Abstract Background Peatlands are an important component of Canada’s landscape, however there is little information on their national-scale net emissions of carbon dioxide [Net Ecosystem Exchange (NEE)] and methane (CH4). This study compiled results for peatland NEE and CH4 emissions from chamber and eddy covariance studies across Canada. The data were summarized by bog, poor fen and rich-intermediate fen categories for the seven major peatland containing terrestrial ecozones (Atlantic Maritime, Mixedwood Plains, Boreal Shield, Boreal Plains, Hudson Plains, Taiga Shield, Taiga Plains) that comprise > 96% of all peatlands nationally. Reports of multiple years of data from a single site were averaged and different microforms (e.g., hummock or hollow) within these peatland types were kept separate. A new peatlands map was created from forest composition and structure information that distinguishes bog from rich and poor fen. National Forest Inventory k-NN forest structure maps, bioclimatic variables (mean diurnal range and seasonality of temperatures) and ground surface slope were used to construct the new map. The Earth Observation for Sustainable Development map of wetlands was used to identify open peatlands with minor tree cover. Results The new map was combined with averages of observed NEE and CH4 emissions to estimate a growing season integrated NEE (± SE) at − 108.8 (± 41.3) Mt CO2 season−1 and CH4 emission at 4.1 (± 1.5) Mt CH4 season−1 for the seven ecozones.
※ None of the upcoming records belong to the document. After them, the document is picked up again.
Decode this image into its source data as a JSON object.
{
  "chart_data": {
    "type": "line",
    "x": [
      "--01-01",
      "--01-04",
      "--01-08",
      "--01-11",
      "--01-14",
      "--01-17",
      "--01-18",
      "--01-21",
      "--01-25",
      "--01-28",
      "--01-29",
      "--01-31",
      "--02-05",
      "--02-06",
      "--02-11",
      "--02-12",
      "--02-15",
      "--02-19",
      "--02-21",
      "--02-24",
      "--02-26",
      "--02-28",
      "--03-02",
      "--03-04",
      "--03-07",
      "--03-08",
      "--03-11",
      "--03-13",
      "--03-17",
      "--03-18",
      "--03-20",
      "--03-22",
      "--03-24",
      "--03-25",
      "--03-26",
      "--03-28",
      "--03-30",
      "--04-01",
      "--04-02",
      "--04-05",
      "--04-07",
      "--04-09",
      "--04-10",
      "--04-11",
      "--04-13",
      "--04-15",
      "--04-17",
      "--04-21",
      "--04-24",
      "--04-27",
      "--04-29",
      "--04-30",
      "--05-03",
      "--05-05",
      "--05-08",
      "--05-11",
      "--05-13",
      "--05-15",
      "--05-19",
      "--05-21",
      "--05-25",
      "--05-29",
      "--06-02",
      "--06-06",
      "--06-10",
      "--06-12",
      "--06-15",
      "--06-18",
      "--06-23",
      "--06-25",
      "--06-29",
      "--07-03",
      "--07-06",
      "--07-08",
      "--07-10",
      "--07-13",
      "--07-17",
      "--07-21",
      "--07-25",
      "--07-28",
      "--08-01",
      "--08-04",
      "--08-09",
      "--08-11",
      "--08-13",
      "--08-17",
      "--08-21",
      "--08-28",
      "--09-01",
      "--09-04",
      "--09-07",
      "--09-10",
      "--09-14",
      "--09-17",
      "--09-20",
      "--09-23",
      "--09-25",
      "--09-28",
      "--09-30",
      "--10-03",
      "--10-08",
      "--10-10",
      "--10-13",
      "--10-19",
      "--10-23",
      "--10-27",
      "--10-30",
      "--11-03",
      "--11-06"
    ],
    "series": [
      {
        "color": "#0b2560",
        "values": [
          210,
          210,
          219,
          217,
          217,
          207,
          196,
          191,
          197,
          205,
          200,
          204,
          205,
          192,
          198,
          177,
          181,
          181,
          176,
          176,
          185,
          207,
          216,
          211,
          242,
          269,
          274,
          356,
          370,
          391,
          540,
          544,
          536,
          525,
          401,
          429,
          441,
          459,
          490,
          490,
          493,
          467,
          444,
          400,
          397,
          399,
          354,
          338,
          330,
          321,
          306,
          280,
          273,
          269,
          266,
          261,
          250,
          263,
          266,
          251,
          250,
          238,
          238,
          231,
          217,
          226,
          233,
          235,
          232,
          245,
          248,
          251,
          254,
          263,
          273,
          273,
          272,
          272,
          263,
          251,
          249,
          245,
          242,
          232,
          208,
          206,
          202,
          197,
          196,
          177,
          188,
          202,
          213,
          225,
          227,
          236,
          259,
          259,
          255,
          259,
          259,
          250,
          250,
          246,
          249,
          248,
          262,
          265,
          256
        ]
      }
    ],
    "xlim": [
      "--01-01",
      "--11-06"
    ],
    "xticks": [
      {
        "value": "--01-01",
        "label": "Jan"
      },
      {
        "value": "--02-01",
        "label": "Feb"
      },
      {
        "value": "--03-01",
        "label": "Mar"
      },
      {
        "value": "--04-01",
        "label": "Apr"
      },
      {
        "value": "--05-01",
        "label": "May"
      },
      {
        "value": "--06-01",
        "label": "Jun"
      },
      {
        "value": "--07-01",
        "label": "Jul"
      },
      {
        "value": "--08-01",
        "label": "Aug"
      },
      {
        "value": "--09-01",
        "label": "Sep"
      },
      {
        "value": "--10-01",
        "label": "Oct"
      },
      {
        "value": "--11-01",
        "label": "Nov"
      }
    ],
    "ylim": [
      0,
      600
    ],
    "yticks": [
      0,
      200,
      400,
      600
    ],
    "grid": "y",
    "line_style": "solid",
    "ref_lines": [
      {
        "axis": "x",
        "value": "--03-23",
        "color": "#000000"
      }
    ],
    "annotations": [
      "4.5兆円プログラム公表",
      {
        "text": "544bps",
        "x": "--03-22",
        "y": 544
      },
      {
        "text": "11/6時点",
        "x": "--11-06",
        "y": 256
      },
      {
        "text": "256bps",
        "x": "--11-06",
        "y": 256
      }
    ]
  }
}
Converting CH4 to CO2 equivalent (CO2e; Global Warming Potential of 25 over 100 years) resulted in a total net sink of − 7.0 (± 77.6) Mt CO2e season−1 for Canada. Boreal Plains peatlands contributed most to the NEE sink due to high CO2 uptake rates and large peatland areas, while Boreal Shield peatlands contributed most to CH4 emissions due to moderate emission rates and large peatland areas. Assuming a winter CO2 emission of 0.9 g CO2 m−2 day−1 creates an annual CO2 source (24.2 Mt CO2 year−1) and assuming a winter CH4 emission of 7 mg CH4 m−2 day−1 inflates the total net source to 151.8 Mt CO2e year−1. Conclusions This analysis improves upon previous basic, aspatial estimates and discusses the potential sources of the high uncertainty in spatially integrated fluxes, indicating a need for continued monitoring and refined maps of peatland distribution for national carbon and greenhouse gas flux estimation.